Katie Melua admits being 'clueless' about tax scheme
Singer Katie Melua says she was "clueless and inexperienced" when she signed up to a tax avoidance scheme known as Liberty.
The star said her financial advisors had suggested she use the tax strategy when she was in her early twenties.
She is one of hundreds of wealthy individuals revealed this week to be involved in the investment scheme.
Previously she had been lauded as a "tax super hero" by Christian Aid, for paying her taxes in full.
Now the charity has dubbed the singer a "fallen hero".
Ms Melua said in a statement on her website that it "sucks" being in the spotlight over this issue and suggested that tax avoidance schemes should be stopped altogether to prevent others being advised to use them.
The Liberty tax strategy is reported to have helped shelter £1.2bn from the Treasury. Celebrities, doctors, judges and businessmen are among the 1,600 individuals on a list leaked to The Times who are alleged to have used the legal but controversial scheme between 2005 and 2009.
End Quote Katie Melua Singer
Laws should be changed to disallow schemes like this, so that they would never be presented by legitimate tax experts to less experienced people like myself”
The singer said she had made up the full amount of tax owed to the Treasury once the matter was drawn to her attention.
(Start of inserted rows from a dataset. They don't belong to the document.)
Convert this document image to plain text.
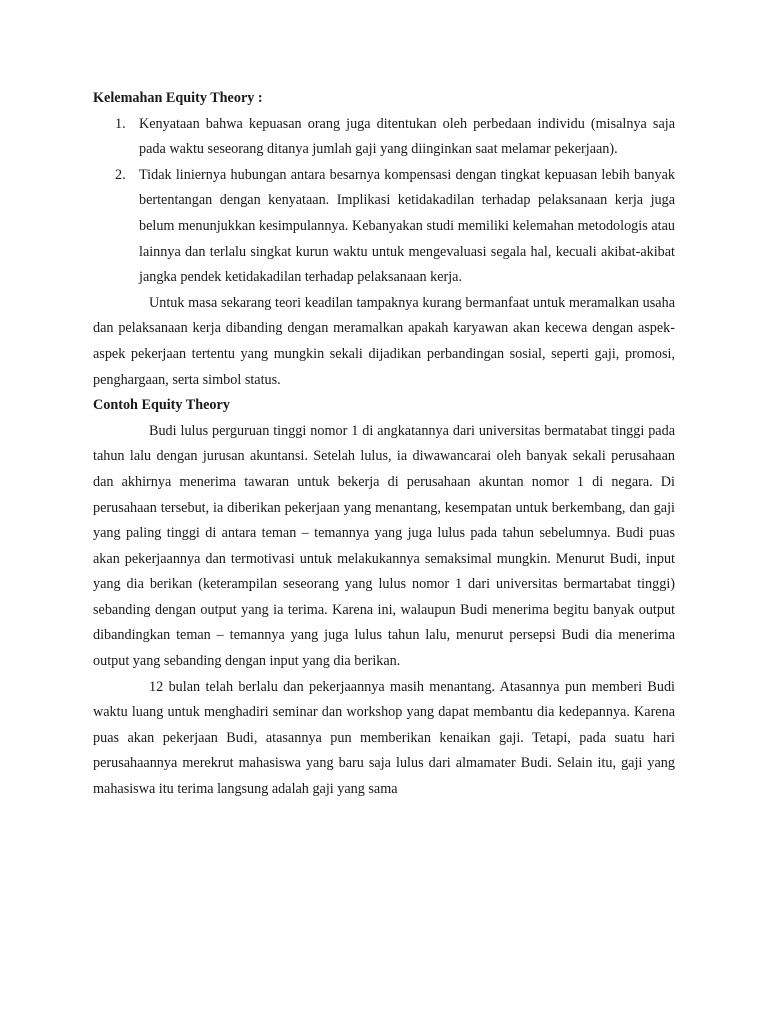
Kelemahan Equity Theory :
1. Kenyataan bahwa kepuasan orang juga ditentukan oleh perbedaan individu (misalnya saja pada waktu seseorang ditanya jumlah gaji yang diinginkan saat melamar pekerjaan).
2. Tidak liniernya hubungan antara besarnya kompensasi dengan tingkat kepuasan lebih banyak bertentangan dengan kenyataan. Implikasi ketidakadilan terhadap pelaksanaan kerja juga belum menunjukkan kesimpulannya. Kebanyakan studi memiliki kelemahan metodologis atau lainnya dan terlalu singkat kurun waktu untuk mengevaluasi segala hal, kecuali akibat-akibat jangka pendek ketidakadilan terhadap pelaksanaan kerja.

Untuk masa sekarang teori keadilan tampaknya kurang bermanfaat untuk meramalkan usaha dan pelaksanaan kerja dibanding dengan meramalkan apakah karyawan akan kecewa dengan aspek-aspek pekerjaan tertentu yang mungkin sekali dijadikan perbandingan sosial, seperti gaji, promosi, penghargaan, serta simbol status.

Contoh Equity Theory

Budi lulus perguruan tinggi nomor 1 di angkatannya dari universitas bermatabat tinggi pada tahun lalu dengan jurusan akuntansi. Setelah lulus, ia diwawancarai oleh banyak sekali perusahaan dan akhirnya menerima tawaran untuk bekerja di perusahaan akuntan nomor 1 di negara. Di perusahaan tersebut, ia diberikan pekerjaan yang menantang, kesempatan untuk berkembang, dan gaji yang paling tinggi di antara teman – temannya yang juga lulus pada tahun sebelumnya. Budi puas akan pekerjaannya dan termotivasi untuk melakukannya semaksimal mungkin. Menurut Budi, input yang dia berikan (keterampilan seseorang yang lulus nomor 1 dari universitas bermartabat tinggi) sebanding dengan output yang ia terima. Karena ini, walaupun Budi menerima begitu banyak output dibandingkan teman – temannya yang juga lulus tahun lalu, menurut persepsi Budi dia menerima output yang sebanding dengan input yang dia berikan.

12 bulan telah berlalu dan pekerjaannya masih menantang. Atasannya pun memberi Budi waktu luang untuk menghadiri seminar dan workshop yang dapat membantu dia kedepannya. Karena puas akan pekerjaan Budi, atasannya pun memberikan kenaikan gaji. Tetapi, pada suatu hari perusahaannya merekrut mahasiswa yang baru saja lulus dari almamater Budi. Selain itu, gaji yang mahasiswa itu terima langsung adalah gaji yang sama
"I paid the full amount of tax years ago. My tax records are completely up to date and I don't owe HMRC any money,"
The now 29 year old Georgian-British singer said: "That I was fairly clueless and inexperienced when it came to finance goes without saying and, I'm embarrassed to admit, not as interested in it as I should have been."
The Liberty scheme works by creating artificial tax losses on investments which can be off-set against the star's tax bill.
Christian Aid had previously lauded her attitude and nominated her as one of its "tax super heroes" in an ongoing campaign against tax avoidance, after she publicly praised the British tax system for delivering a high quality of public services and claimed she was paying nearly half of what she earned in tax.
Following this week's revelations Ms Melua suggested: "If there is ambiguity in the law then laws should be changed to disallow schemes like this, so that they would never be presented by legitimate tax experts to less experienced people like myself."
Other celebrities on the list include George Michael, Sir Michael Caine, Anne Robinson, Gary Barlow and four members of the Arctic Monkeys. They have not commented on the issue.
The Liberty scheme will be challenged in court next year.